By traversing every possible path in this decision tree, we naturally generate every unique subset. Backtracking is a very elegant way to represent this because we simply append a number, dive deeper into the recursion, and then pop() the number back out to explore the alternative path.

Algorithm

1. Initialize an empty list res to store the final subsets.
2. Create a recursive helper function dfs(i, current_subset) where i is our current index in the nums array.
3. Every time dfs is called, immediately append a copy of current_subset to res. (This captures all the intermediate states, including the empty list).
4. Start a for loop from i to the end of the nums array. Let the loop variable be j.
5. Inside the loop:

• Include: Append nums[j] to current_subset.
• Recurse: Call dfs(j + 1, current_subset) to explore paths including this number.
• Backtrack: Pop the last element from current_subset so the next iteration of the loop can try a different path.

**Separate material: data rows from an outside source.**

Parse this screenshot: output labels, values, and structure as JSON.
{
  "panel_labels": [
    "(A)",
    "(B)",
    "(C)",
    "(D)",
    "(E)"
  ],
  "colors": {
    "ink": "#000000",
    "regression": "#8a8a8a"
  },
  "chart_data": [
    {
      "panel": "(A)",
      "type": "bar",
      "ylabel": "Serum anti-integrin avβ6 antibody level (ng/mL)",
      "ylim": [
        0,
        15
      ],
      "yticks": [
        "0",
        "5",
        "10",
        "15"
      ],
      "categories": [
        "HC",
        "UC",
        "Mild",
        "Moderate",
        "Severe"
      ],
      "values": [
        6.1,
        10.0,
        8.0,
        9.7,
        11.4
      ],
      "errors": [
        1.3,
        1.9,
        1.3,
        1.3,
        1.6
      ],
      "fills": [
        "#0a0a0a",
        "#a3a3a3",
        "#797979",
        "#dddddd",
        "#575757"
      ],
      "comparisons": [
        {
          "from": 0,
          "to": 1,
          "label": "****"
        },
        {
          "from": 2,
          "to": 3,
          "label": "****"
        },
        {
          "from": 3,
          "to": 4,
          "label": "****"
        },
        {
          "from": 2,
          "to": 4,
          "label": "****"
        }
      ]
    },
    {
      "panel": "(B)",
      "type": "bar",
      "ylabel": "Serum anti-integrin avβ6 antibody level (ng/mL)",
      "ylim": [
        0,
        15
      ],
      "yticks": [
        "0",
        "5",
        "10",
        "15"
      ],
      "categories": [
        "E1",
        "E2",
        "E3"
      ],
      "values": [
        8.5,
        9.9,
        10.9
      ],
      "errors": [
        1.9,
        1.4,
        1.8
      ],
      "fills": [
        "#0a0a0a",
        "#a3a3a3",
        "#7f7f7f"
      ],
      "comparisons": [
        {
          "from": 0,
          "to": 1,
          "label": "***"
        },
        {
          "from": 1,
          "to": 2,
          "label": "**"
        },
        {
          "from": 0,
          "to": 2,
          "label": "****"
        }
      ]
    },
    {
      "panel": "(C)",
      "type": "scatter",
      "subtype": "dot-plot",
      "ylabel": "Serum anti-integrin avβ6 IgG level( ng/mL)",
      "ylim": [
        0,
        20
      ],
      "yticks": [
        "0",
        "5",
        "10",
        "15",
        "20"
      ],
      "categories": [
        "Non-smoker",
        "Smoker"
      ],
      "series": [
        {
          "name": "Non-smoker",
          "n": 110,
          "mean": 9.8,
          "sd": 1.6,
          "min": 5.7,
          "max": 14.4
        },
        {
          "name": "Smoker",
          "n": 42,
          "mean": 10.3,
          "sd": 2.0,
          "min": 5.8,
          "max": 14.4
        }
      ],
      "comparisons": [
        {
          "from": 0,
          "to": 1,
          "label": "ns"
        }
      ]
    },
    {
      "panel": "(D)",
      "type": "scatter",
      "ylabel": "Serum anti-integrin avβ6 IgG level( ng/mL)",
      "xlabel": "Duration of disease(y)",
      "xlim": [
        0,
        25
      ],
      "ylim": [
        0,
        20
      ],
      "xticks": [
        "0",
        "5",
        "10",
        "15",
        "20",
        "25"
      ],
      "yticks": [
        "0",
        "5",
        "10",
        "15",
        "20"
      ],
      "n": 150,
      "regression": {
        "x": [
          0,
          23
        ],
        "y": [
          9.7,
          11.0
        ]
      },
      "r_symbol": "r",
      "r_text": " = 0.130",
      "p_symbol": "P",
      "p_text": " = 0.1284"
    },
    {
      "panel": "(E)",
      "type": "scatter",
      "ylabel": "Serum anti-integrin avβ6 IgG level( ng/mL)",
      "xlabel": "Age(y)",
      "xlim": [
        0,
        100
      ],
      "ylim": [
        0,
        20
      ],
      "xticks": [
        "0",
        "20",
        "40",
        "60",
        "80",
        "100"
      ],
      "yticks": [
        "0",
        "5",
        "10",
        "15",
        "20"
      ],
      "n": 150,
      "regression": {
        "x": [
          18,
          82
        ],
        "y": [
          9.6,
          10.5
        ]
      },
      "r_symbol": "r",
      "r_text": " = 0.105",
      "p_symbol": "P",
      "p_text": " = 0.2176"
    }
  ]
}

6. Call dfs(0, []) to start the recursion.
7. Return res.

def subsets(nums: list[int]) -> list[list[int]]:
    res = []
    
    def dfs(i, current_subset):
        # Capture the current state of the subset
        res.append(current_subset.copy())
        
        # Explore adding subsequent numbers
        for j in range(i, len(nums)):
            current_subset.append(nums[j])
            dfs(j + 1, current_subset)
            
            # Backtrack to explore the path where we DON'T add nums[j]
            current_subset.pop()
            
    dfs(0, [])
    return res

Time & Space Complexity

• Time complexity: O(N * 2^N)

• Reason: There are 2^N total subsets. We are generating each one, and the operation current_subset.copy() takes O(N) time in the worst case.

• Space complexity: O(N)

• Reason: Excluding the output array, the auxiliary space used is entirely dictated by the recursion stack and the current_subset array. The deepest the recursion goes is the length of the array, so it takes O(N) space.